A booming US economy has prompted multiple interest rate rises by the US Federal Reserve this year, boosting the dollar and sending Treasury yields to multi-year peaks.

The MSCI index for emerging currencies fell about 0.6 percent, headed for its worst day since Aug. 13.

Emerging stocks dropped nearly 2 percent, set for their worst day in more than six months led by declines for India's main stock indexes .

Main stock indexes in South Korea, Russia and Turkey all weakened.

"A simple dynamic is playing out in the global economy right now - the US is booming, while most of the rest of the world slows or even stagnates," said HSBC economist Kevin Logan.

"A Federal Reserve that is raising rates to prevent the US economy from overheating is constraining the policy options of countries where financial conditions are tightening and trade tensions intensifying."

Russia's rouble weakened 0.6 percent, despite oil prices holding near four-year highs.

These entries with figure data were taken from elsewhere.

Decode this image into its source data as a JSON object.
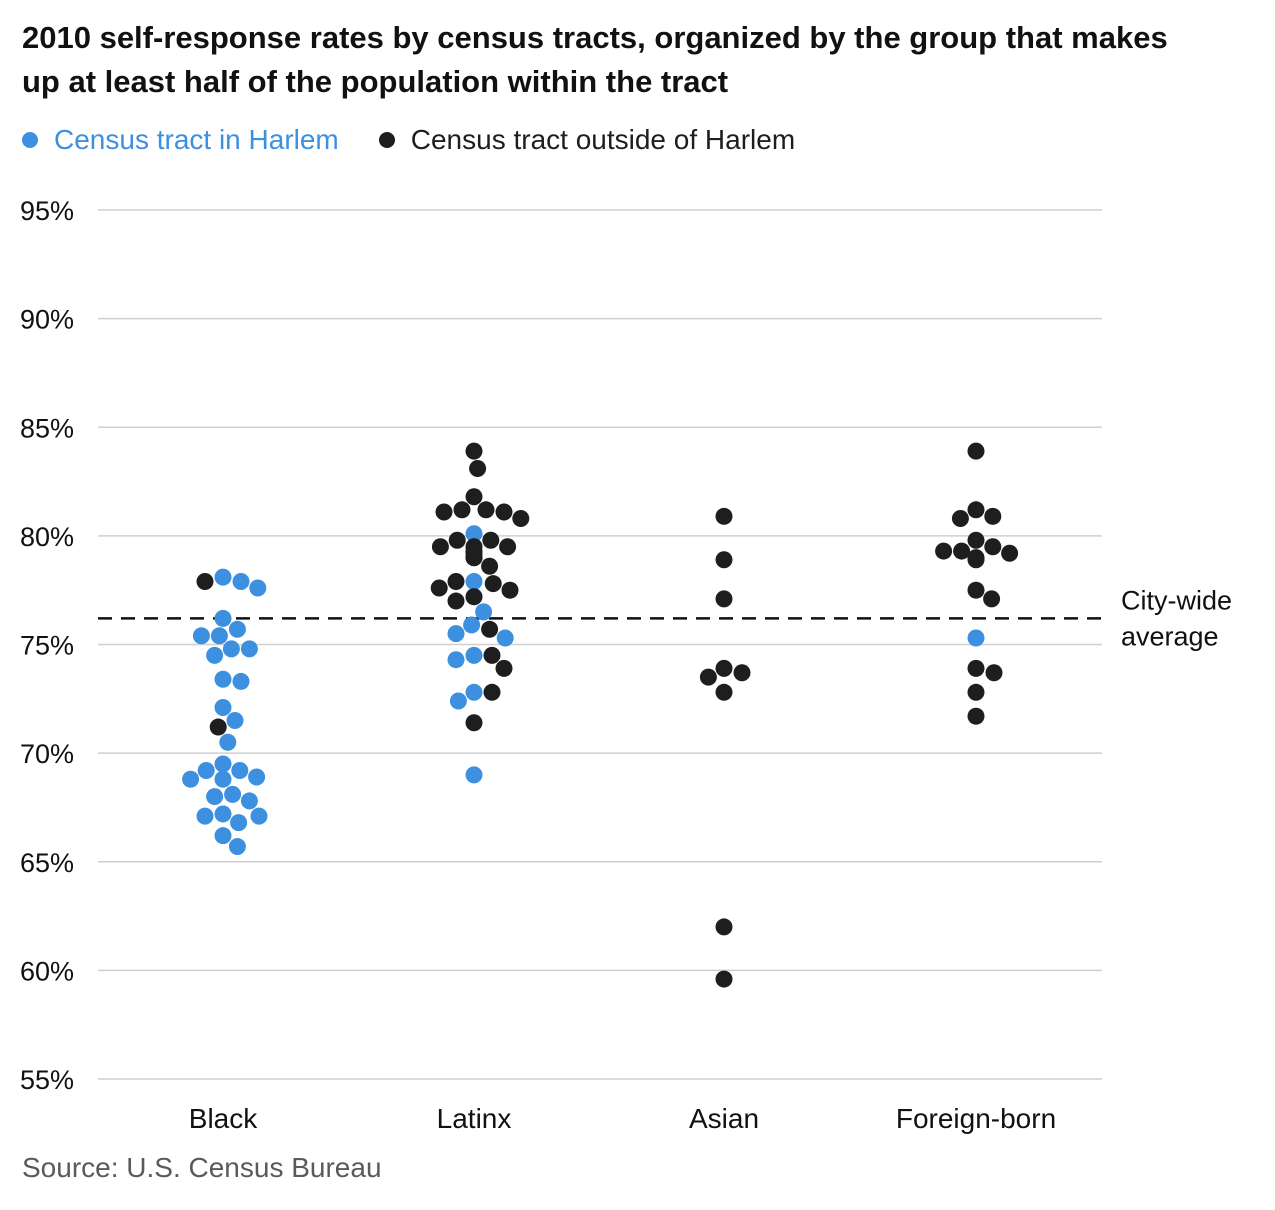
{
  "title": "2010 self-response rates by census tracts, organized by the group that makes up at least half of the population within the tract",
  "source": "Source: U.S. Census Bureau",
  "colors": {
    "harlem": "#3d8fe0",
    "outside": "#1e1e1e",
    "grid": "#cfcfcf",
    "text": "#111111"
  },
  "legend": [
    {
      "label": "Census tract in Harlem",
      "color": "#3d8fe0"
    },
    {
      "label": "Census tract outside of Harlem",
      "color": "#1e1e1e"
    }
  ],
  "chart_data": {
    "type": "scatter",
    "title": "2010 self-response rates by census tracts, organized by the group that makes up at least half of the population within the tract",
    "categories": [
      "Black",
      "Latinx",
      "Asian",
      "Foreign-born"
    ],
    "ylim": [
      55,
      95
    ],
    "yticks": [
      55,
      60,
      65,
      70,
      75,
      80,
      85,
      90,
      95
    ],
    "ytick_labels": [
      "55%",
      "60%",
      "65%",
      "70%",
      "75%",
      "80%",
      "85%",
      "90%",
      "95%"
    ],
    "grid": true,
    "legend_position": "top-left",
    "reference_line": {
      "value": 76.2,
      "label_lines": [
        "City-wide",
        "average"
      ],
      "style": "dashed"
    },
    "series": [
      {
        "name": "Census tract in Harlem",
        "points": [
          {
            "cat": "Black",
            "y": 78.1
          },
          {
            "cat": "Black",
            "y": 77.9
          },
          {
            "cat": "Black",
            "y": 77.6
          },
          {
            "cat": "Black",
            "y": 76.2
          },
          {
            "cat": "Black",
            "y": 75.7
          },
          {
            "cat": "Black",
            "y": 75.4
          },
          {
            "cat": "Black",
            "y": 75.4
          },
          {
            "cat": "Black",
            "y": 74.8
          },
          {
            "cat": "Black",
            "y": 74.8
          },
          {
            "cat": "Black",
            "y": 74.5
          },
          {
            "cat": "Black",
            "y": 73.4
          },
          {
            "cat": "Black",
            "y": 73.3
          },
          {
            "cat": "Black",
            "y": 72.1
          },
          {
            "cat": "Black",
            "y": 71.5
          },
          {
            "cat": "Black",
            "y": 70.5
          },
          {
            "cat": "Black",
            "y": 69.5
          },
          {
            "cat": "Black",
            "y": 69.2
          },
          {
            "cat": "Black",
            "y": 69.2
          },
          {
            "cat": "Black",
            "y": 68.9
          },
          {
            "cat": "Black",
            "y": 68.8
          },
          {
            "cat": "Black",
            "y": 68.8
          },
          {
            "cat": "Black",
            "y": 68.1
          },
          {
            "cat": "Black",
            "y": 68.0
          },
          {
            "cat": "Black",
            "y": 67.8
          },
          {
            "cat": "Black",
            "y": 67.2
          },
          {
            "cat": "Black",
            "y": 67.1
          },
          {
            "cat": "Black",
            "y": 67.1
          },
          {
            "cat": "Black",
            "y": 66.8
          },
          {
            "cat": "Black",
            "y": 66.2
          },
          {
            "cat": "Black",
            "y": 65.7
          },
          {
            "cat": "Latinx",
            "y": 80.1
          },
          {
            "cat": "Latinx",
            "y": 79.0
          },
          {
            "cat": "Latinx",
            "y": 77.9
          },
          {
            "cat": "Latinx",
            "y": 77.2
          },
          {
            "cat": "Latinx",
            "y": 76.5
          },
          {
            "cat": "Latinx",
            "y": 75.9
          },
          {
            "cat": "Latinx",
            "y": 75.5
          },
          {
            "cat": "Latinx",
            "y": 75.3
          },
          {
            "cat": "Latinx",
            "y": 74.5
          },
          {
            "cat": "Latinx",
            "y": 74.3
          },
          {
            "cat": "Latinx",
            "y": 72.8
          },
          {
            "cat": "Latinx",
            "y": 72.4
          },
          {
            "cat": "Latinx",
            "y": 69.0
          },
          {
            "cat": "Foreign-born",
            "y": 75.3
          }
        ]
      },
      {
        "name": "Census tract outside of Harlem",
        "points": [
          {
            "cat": "Black",
            "y": 77.9
          },
          {
            "cat": "Black",
            "y": 71.2
          },
          {
            "cat": "Latinx",
            "y": 83.9
          },
          {
            "cat": "Latinx",
            "y": 83.1
          },
          {
            "cat": "Latinx",
            "y": 81.8
          },
          {
            "cat": "Latinx",
            "y": 81.2
          },
          {
            "cat": "Latinx",
            "y": 81.2
          },
          {
            "cat": "Latinx",
            "y": 81.1
          },
          {
            "cat": "Latinx",
            "y": 81.1
          },
          {
            "cat": "Latinx",
            "y": 80.8
          },
          {
            "cat": "Latinx",
            "y": 79.8
          },
          {
            "cat": "Latinx",
            "y": 79.8
          },
          {
            "cat": "Latinx",
            "y": 79.5
          },
          {
            "cat": "Latinx",
            "y": 79.5
          },
          {
            "cat": "Latinx",
            "y": 79.5
          },
          {
            "cat": "Latinx",
            "y": 79.3
          },
          {
            "cat": "Latinx",
            "y": 79.2
          },
          {
            "cat": "Latinx",
            "y": 79.0
          },
          {
            "cat": "Latinx",
            "y": 79.0
          },
          {
            "cat": "Latinx",
            "y": 79.0
          },
          {
            "cat": "Latinx",
            "y": 78.6
          },
          {
            "cat": "Latinx",
            "y": 77.9
          },
          {
            "cat": "Latinx",
            "y": 77.8
          },
          {
            "cat": "Latinx",
            "y": 77.6
          },
          {
            "cat": "Latinx",
            "y": 77.5
          },
          {
            "cat": "Latinx",
            "y": 77.2
          },
          {
            "cat": "Latinx",
            "y": 77.0
          },
          {
            "cat": "Latinx",
            "y": 75.7
          },
          {
            "cat": "Latinx",
            "y": 74.5
          },
          {
            "cat": "Latinx",
            "y": 73.9
          },
          {
            "cat": "Latinx",
            "y": 72.8
          },
          {
            "cat": "Latinx",
            "y": 71.4
          },
          {
            "cat": "Asian",
            "y": 80.9
          },
          {
            "cat": "Asian",
            "y": 78.9
          },
          {
            "cat": "Asian",
            "y": 77.1
          },
          {
            "cat": "Asian",
            "y": 73.9
          },
          {
            "cat": "Asian",
            "y": 73.7
          },
          {
            "cat": "Asian",
            "y": 73.5
          },
          {
            "cat": "Asian",
            "y": 72.8
          },
          {
            "cat": "Asian",
            "y": 62.0
          },
          {
            "cat": "Asian",
            "y": 59.6
          },
          {
            "cat": "Foreign-born",
            "y": 83.9
          },
          {
            "cat": "Foreign-born",
            "y": 81.2
          },
          {
            "cat": "Foreign-born",
            "y": 80.9
          },
          {
            "cat": "Foreign-born",
            "y": 80.8
          },
          {
            "cat": "Foreign-born",
            "y": 79.8
          },
          {
            "cat": "Foreign-born",
            "y": 79.5
          },
          {
            "cat": "Foreign-born",
            "y": 79.3
          },
          {
            "cat": "Foreign-born",
            "y": 79.3
          },
          {
            "cat": "Foreign-born",
            "y": 79.2
          },
          {
            "cat": "Foreign-born",
            "y": 79.0
          },
          {
            "cat": "Foreign-born",
            "y": 78.9
          },
          {
            "cat": "Foreign-born",
            "y": 77.5
          },
          {
            "cat": "Foreign-born",
            "y": 77.1
          },
          {
            "cat": "Foreign-born",
            "y": 73.9
          },
          {
            "cat": "Foreign-born",
            "y": 73.7
          },
          {
            "cat": "Foreign-born",
            "y": 72.8
          },
          {
            "cat": "Foreign-born",
            "y": 71.7
          }
        ]
      }
    ]
  }
}
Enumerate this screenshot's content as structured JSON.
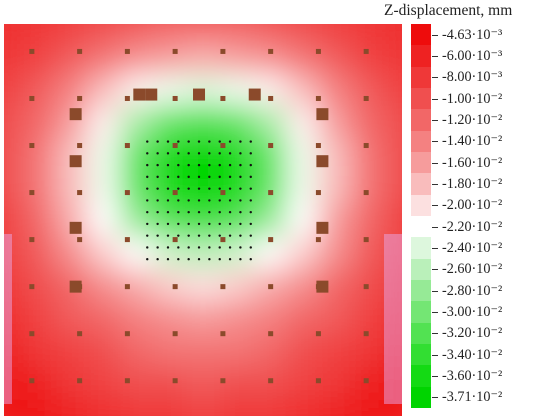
{
  "chart_data": {
    "type": "heatmap",
    "title": "",
    "legend_title": "Z-displacement, mm",
    "legend_placement": "right",
    "colorbar": {
      "min": -0.0371,
      "max": -0.00463,
      "low_color": "#00e000",
      "mid_color": "#ffffff",
      "high_color": "#ee0000",
      "levels": [
        {
          "value": -0.00463,
          "label": "-4.63·10⁻³",
          "color": "#ee0c0c"
        },
        {
          "value": -0.006,
          "label": "-6.00·10⁻³",
          "color": "#ee2222"
        },
        {
          "value": -0.008,
          "label": "-8.00·10⁻³",
          "color": "#ef3838"
        },
        {
          "value": -0.01,
          "label": "-1.00·10⁻²",
          "color": "#f04f4f"
        },
        {
          "value": -0.012,
          "label": "-1.20·10⁻²",
          "color": "#f26767"
        },
        {
          "value": -0.014,
          "label": "-1.40·10⁻²",
          "color": "#f48181"
        },
        {
          "value": -0.016,
          "label": "-1.60·10⁻²",
          "color": "#f69c9c"
        },
        {
          "value": -0.018,
          "label": "-1.80·10⁻²",
          "color": "#f9bcbc"
        },
        {
          "value": -0.02,
          "label": "-2.00·10⁻²",
          "color": "#fce0e0"
        },
        {
          "value": -0.022,
          "label": "-2.20·10⁻²",
          "color": "#ffffff"
        },
        {
          "value": -0.024,
          "label": "-2.40·10⁻²",
          "color": "#ddf7dd"
        },
        {
          "value": -0.026,
          "label": "-2.60·10⁻²",
          "color": "#baf0ba"
        },
        {
          "value": -0.028,
          "label": "-2.80·10⁻²",
          "color": "#96ea96"
        },
        {
          "value": -0.03,
          "label": "-3.00·10⁻²",
          "color": "#74e674"
        },
        {
          "value": -0.032,
          "label": "-3.20·10⁻²",
          "color": "#52e252"
        },
        {
          "value": -0.034,
          "label": "-3.40·10⁻²",
          "color": "#32de32"
        },
        {
          "value": -0.036,
          "label": "-3.60·10⁻²",
          "color": "#14da14"
        },
        {
          "value": -0.0371,
          "label": "-3.71·10⁻²",
          "color": "#00d400"
        }
      ]
    },
    "field": {
      "grid_cols": 13,
      "grid_rows": 13,
      "values": [
        [
          -0.007,
          -0.008,
          -0.009,
          -0.01,
          -0.011,
          -0.012,
          -0.012,
          -0.012,
          -0.011,
          -0.01,
          -0.009,
          -0.008,
          -0.007
        ],
        [
          -0.008,
          -0.009,
          -0.011,
          -0.013,
          -0.015,
          -0.016,
          -0.017,
          -0.016,
          -0.015,
          -0.013,
          -0.011,
          -0.009,
          -0.008
        ],
        [
          -0.009,
          -0.011,
          -0.014,
          -0.018,
          -0.021,
          -0.023,
          -0.024,
          -0.023,
          -0.021,
          -0.018,
          -0.014,
          -0.011,
          -0.009
        ],
        [
          -0.01,
          -0.012,
          -0.016,
          -0.021,
          -0.027,
          -0.031,
          -0.032,
          -0.031,
          -0.027,
          -0.021,
          -0.016,
          -0.012,
          -0.01
        ],
        [
          -0.01,
          -0.013,
          -0.018,
          -0.023,
          -0.031,
          -0.036,
          -0.037,
          -0.036,
          -0.031,
          -0.023,
          -0.018,
          -0.013,
          -0.01
        ],
        [
          -0.01,
          -0.013,
          -0.018,
          -0.023,
          -0.031,
          -0.036,
          -0.037,
          -0.036,
          -0.031,
          -0.023,
          -0.018,
          -0.013,
          -0.01
        ],
        [
          -0.009,
          -0.012,
          -0.017,
          -0.022,
          -0.028,
          -0.032,
          -0.033,
          -0.032,
          -0.028,
          -0.022,
          -0.016,
          -0.012,
          -0.009
        ],
        [
          -0.009,
          -0.011,
          -0.015,
          -0.019,
          -0.022,
          -0.025,
          -0.026,
          -0.025,
          -0.022,
          -0.019,
          -0.015,
          -0.011,
          -0.009
        ],
        [
          -0.008,
          -0.01,
          -0.012,
          -0.015,
          -0.017,
          -0.019,
          -0.02,
          -0.019,
          -0.017,
          -0.015,
          -0.012,
          -0.01,
          -0.008
        ],
        [
          -0.007,
          -0.009,
          -0.011,
          -0.012,
          -0.014,
          -0.015,
          -0.016,
          -0.015,
          -0.014,
          -0.012,
          -0.011,
          -0.009,
          -0.007
        ],
        [
          -0.006,
          -0.008,
          -0.009,
          -0.01,
          -0.012,
          -0.013,
          -0.013,
          -0.013,
          -0.012,
          -0.01,
          -0.009,
          -0.008,
          -0.006
        ],
        [
          -0.005,
          -0.006,
          -0.008,
          -0.009,
          -0.01,
          -0.01,
          -0.011,
          -0.01,
          -0.01,
          -0.009,
          -0.008,
          -0.006,
          -0.005
        ],
        [
          -0.005,
          -0.005,
          -0.006,
          -0.007,
          -0.008,
          -0.008,
          -0.009,
          -0.008,
          -0.008,
          -0.007,
          -0.006,
          -0.005,
          -0.005
        ]
      ]
    },
    "markers": {
      "color": "#8b4a2b",
      "small_grid": {
        "cols": [
          0.07,
          0.19,
          0.31,
          0.43,
          0.55,
          0.67,
          0.79,
          0.91
        ],
        "rows": [
          0.07,
          0.19,
          0.31,
          0.43,
          0.55,
          0.67,
          0.79,
          0.91
        ]
      },
      "large_ring": [
        [
          0.18,
          0.23
        ],
        [
          0.34,
          0.18
        ],
        [
          0.49,
          0.18
        ],
        [
          0.63,
          0.18
        ],
        [
          0.8,
          0.23
        ],
        [
          0.18,
          0.35
        ],
        [
          0.8,
          0.35
        ],
        [
          0.18,
          0.52
        ],
        [
          0.8,
          0.52
        ],
        [
          0.18,
          0.67
        ],
        [
          0.8,
          0.67
        ],
        [
          0.37,
          0.18
        ]
      ],
      "dot_cluster": {
        "x_range": [
          0.36,
          0.62
        ],
        "y_range": [
          0.3,
          0.6
        ],
        "cols": 11,
        "rows": 11
      }
    }
  }
}
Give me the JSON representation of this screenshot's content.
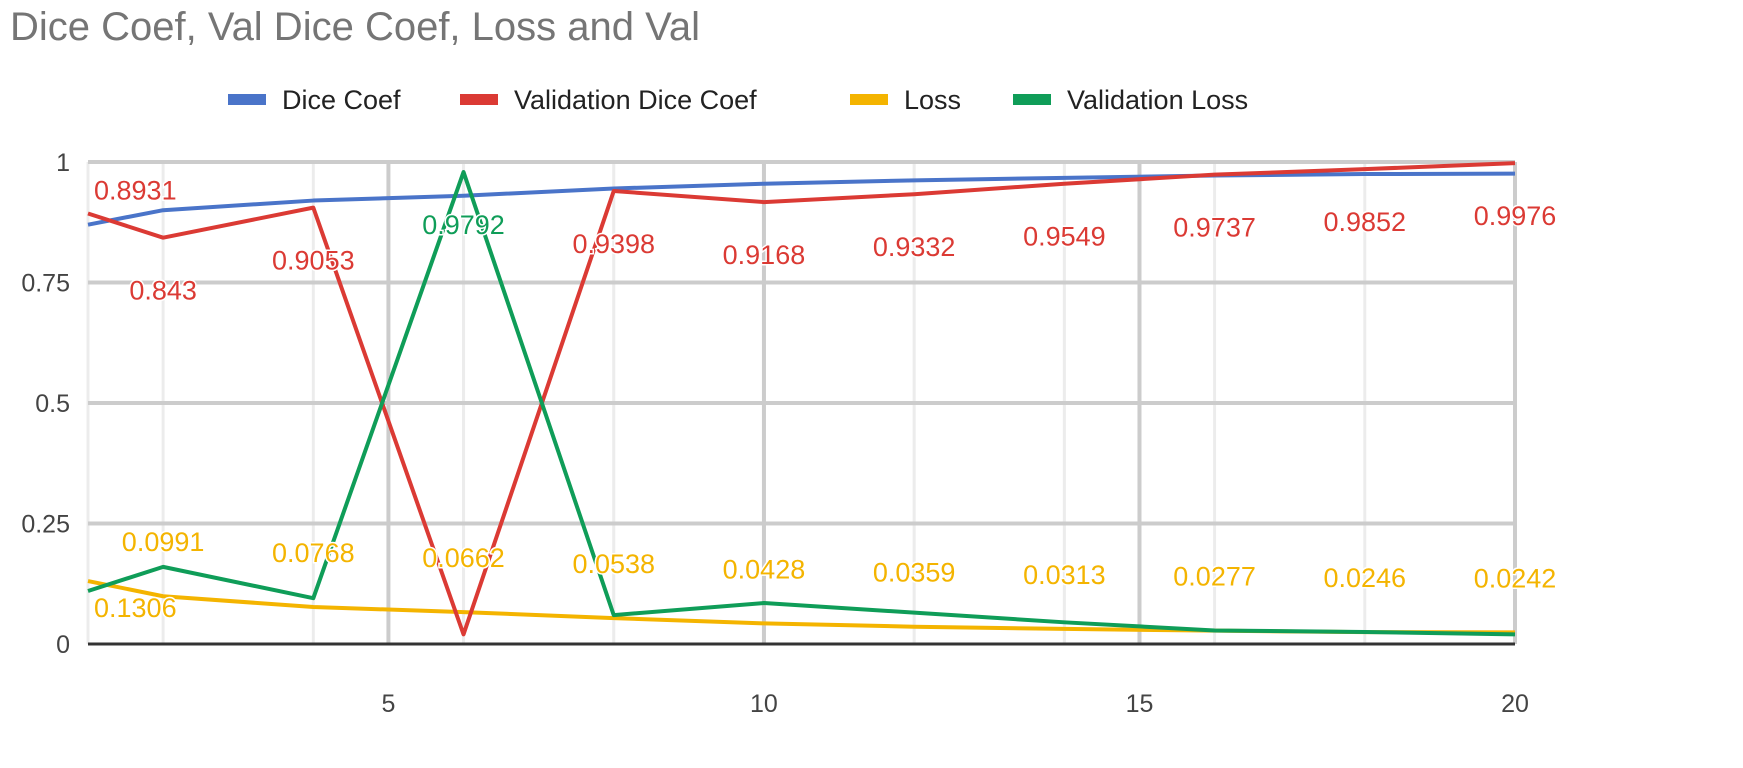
{
  "chart_data": {
    "type": "line",
    "title": "Dice Coef, Val Dice Coef, Loss and Val",
    "xlabel": "",
    "ylabel": "",
    "xlim": [
      1,
      20
    ],
    "ylim": [
      0,
      1
    ],
    "x_ticks": [
      5,
      10,
      15,
      20
    ],
    "y_ticks": [
      0,
      0.25,
      0.5,
      0.75,
      1
    ],
    "y_tick_labels": [
      "0",
      "0.25",
      "0.5",
      "0.75",
      "1"
    ],
    "grid": true,
    "legend_position": "top",
    "x": [
      1,
      2,
      4,
      6,
      8,
      10,
      12,
      14,
      16,
      18,
      20
    ],
    "series": [
      {
        "name": "Dice Coef",
        "color": "#4a74c9",
        "values": [
          0.87,
          0.9,
          0.92,
          0.93,
          0.945,
          0.955,
          0.962,
          0.967,
          0.972,
          0.975,
          0.976
        ],
        "labels": []
      },
      {
        "name": "Validation Dice Coef",
        "color": "#db3a34",
        "values": [
          0.8931,
          0.843,
          0.9053,
          0.02,
          0.9398,
          0.9168,
          0.9332,
          0.9549,
          0.9737,
          0.9852,
          0.9976
        ],
        "labels": [
          "0.8931",
          "0.843",
          "0.9053",
          "",
          "0.9398",
          "0.9168",
          "0.9332",
          "0.9549",
          "0.9737",
          "0.9852",
          "0.9976"
        ]
      },
      {
        "name": "Loss",
        "color": "#f4b400",
        "values": [
          0.1306,
          0.0991,
          0.0768,
          0.0662,
          0.0538,
          0.0428,
          0.0359,
          0.0313,
          0.0277,
          0.0246,
          0.0242
        ],
        "labels": [
          "0.1306",
          "0.0991",
          "0.0768",
          "0.0662",
          "0.0538",
          "0.0428",
          "0.0359",
          "0.0313",
          "0.0277",
          "0.0246",
          "0.0242"
        ]
      },
      {
        "name": "Validation Loss",
        "color": "#0f9d58",
        "values": [
          0.11,
          0.16,
          0.095,
          0.9792,
          0.06,
          0.085,
          0.065,
          0.045,
          0.028,
          0.025,
          0.02
        ],
        "labels": [
          "",
          "",
          "",
          "0.9792",
          "",
          "",
          "",
          "",
          "",
          "",
          ""
        ]
      }
    ]
  }
}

Britain accused Russian military intelligence of directing a host of cyber attacks aimed at undermining Western democracies by sowing confusion in everything from sport to transport and the 2016 US presidential election.

"The correlation between rouble and oil has now lessened... it is a bit more tied up with general EM risk sentiment tied into the biggest drivers - any kind of news on the sanctions front," said Paul Fage, senior emerging markets strategist at TD Securities in London.

The Turkish lira continued its slide a day after data showed annual inflation surged to nearly 25 percent in September, its highest level in 15 years.

The Indian rupee plumbed record lows to hit 73.8125 to the dollar. Rising oil prices have added to the currency's woes, with investors raising bets that the central bank would hike interest rates on Friday more aggressively than earlier expected.

The losses came despite early intervention by the central bank to stop the rupee from hitting 74 per dollar, a trader said.

Central European currencies also came under pressure against the euro, with Hungary's forint leading losses in the region.

Polish zloty was seen making little headway after the central bank governor Adam Glapinski reaffirmed that he saw no need to change interest rates until the end of 2019. The bank kept borrowing costs at a record low of 1.50 percent on Wednesday.